I'll dig deep into this in future posts with a substantial amount of data and visualizations.
http://science.ksc.nasa.gov/shuttle/missions/51-l/docs/roger...
The key items for me were:
1) While they had no expectation of erosion, and the design did not call for the o-rings to erode, once they observed them eroding, they retroactively invented a "margin of error" based on what fraction the o-rings eroded. This was not based on an actual understood process, and is akin to saying "well, the bridge didn't break when we drove that truck over it, so it must be okay"
2) The engineers actually knew the risk (~1% chance of loss per launch, not specific to the o-rings, compared with two actual losses of the shuttle over ~130 missions).

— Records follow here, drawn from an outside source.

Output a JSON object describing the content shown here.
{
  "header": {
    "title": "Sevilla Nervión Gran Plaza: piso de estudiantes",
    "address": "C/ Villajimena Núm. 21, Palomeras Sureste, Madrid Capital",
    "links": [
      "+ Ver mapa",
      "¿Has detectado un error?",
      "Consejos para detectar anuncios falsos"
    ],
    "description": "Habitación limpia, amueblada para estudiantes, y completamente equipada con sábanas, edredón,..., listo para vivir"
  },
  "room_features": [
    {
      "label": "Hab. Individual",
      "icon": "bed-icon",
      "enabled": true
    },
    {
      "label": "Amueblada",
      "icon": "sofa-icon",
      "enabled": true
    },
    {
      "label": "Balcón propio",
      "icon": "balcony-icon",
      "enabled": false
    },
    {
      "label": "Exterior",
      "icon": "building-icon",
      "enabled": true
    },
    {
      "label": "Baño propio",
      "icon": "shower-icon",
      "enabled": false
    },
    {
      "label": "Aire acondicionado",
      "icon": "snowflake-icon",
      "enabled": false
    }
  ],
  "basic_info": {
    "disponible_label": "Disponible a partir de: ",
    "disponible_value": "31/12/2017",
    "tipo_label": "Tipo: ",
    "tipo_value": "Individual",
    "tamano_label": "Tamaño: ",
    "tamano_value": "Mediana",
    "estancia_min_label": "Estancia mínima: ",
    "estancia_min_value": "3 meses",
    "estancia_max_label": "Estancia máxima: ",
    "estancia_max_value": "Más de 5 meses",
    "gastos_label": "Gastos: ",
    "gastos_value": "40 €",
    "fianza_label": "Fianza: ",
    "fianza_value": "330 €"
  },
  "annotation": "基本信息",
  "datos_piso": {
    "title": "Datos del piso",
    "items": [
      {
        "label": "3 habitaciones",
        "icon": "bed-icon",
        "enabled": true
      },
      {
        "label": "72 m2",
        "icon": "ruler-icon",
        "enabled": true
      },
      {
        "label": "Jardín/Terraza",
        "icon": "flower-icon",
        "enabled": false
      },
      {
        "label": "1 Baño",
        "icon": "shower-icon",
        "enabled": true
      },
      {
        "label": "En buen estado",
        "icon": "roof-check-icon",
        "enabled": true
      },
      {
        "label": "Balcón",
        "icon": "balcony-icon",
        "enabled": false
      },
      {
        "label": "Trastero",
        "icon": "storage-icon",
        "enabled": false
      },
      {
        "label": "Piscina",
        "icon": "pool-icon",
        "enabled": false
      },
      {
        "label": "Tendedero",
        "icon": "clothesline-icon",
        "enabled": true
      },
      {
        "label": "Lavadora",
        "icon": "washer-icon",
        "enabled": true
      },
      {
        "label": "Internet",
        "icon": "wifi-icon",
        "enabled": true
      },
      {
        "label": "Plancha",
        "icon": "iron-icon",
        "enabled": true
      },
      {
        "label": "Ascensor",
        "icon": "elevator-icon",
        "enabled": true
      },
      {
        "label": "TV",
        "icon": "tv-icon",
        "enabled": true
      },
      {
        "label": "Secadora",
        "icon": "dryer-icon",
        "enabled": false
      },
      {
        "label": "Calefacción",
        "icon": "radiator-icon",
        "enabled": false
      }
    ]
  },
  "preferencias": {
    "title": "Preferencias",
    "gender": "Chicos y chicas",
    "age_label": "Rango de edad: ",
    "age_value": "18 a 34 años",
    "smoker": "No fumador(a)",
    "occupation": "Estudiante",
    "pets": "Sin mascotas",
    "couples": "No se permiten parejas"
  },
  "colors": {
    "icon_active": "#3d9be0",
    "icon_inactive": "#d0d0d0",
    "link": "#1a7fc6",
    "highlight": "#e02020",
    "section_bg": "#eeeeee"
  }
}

Management used entirely invented numbers for the risk which were not justified.
[..] In spite of these variations from case to case, officials behaved as
if they understood it, giving apparently logical arguments to each
other often depending on the "success" of previous flights. For
example. in determining if flight 51-L was safe to fly in the face of
ring erosion in flight 51-C, it was noted that the erosion depth was
only one-third of the radius. It had been noted in an experiment
cutting the ring that cutting it as deep as one radius was necessary
before the ring failed. Instead of being very concerned that
variations of poorly understood conditions might reasonably create a
deeper erosion this time, it was asserted, there was "a safety factor
of three." This is a strange use of the engineer's term ,"safety
factor." If a bridge is built to withstand a certain load without the
beams permanently deforming, cracking, or breaking, it may be designed
for the materials used to actually stand up under three times the
load. This "safety factor" is to allow for uncertain excesses of load,
or unknown extra loads, or weaknesses in the material that might have
unexpected flaws, etc. If now the expected load comes on to the new
bridge and a crack appears in a beam, this is a failure of the
design. There was no safety factor at all; even though the bridge did
not actually collapse because the crack went only one-third of the way
through the beam. The O-rings of the Solid Rocket Boosters were not
designed to erode. Erosion was a clue that something was wrong.
Erosion was not something from which safety can be inferred.
It's even worse, you drive a truck over it, afterwards 1/3 of the steel is cracked, so you conclude that it must be able to safely accept 3x the weight. Nonesense! This is the sort of moronic engineering that killed the crew of the Challenger.
1. http://science.ksc.nasa.gov/shuttle/missions/51-l/docs/roger...
Note that it wasn't even engineering, reading the story in full (it's great, and covers the software side for which Feynman had nothing but praise) Feynman repeatedly noted that engineers were fairly realistic[0] and had been ringing alarms pretty much all along, this was entirely manglement mangling.
[0] unless the spectre of manglement was involved, at least for some of them
Something which, as summarized by Feynman's quote above, should be patently obvious to any engineer as bullshit.
Feynman's appendix is the only part that even tries, but it doesn't go far enough through no fault of Feynman's, he had no resources to pursue this line of inquiry. It was a struggle just to get that appendix into the report.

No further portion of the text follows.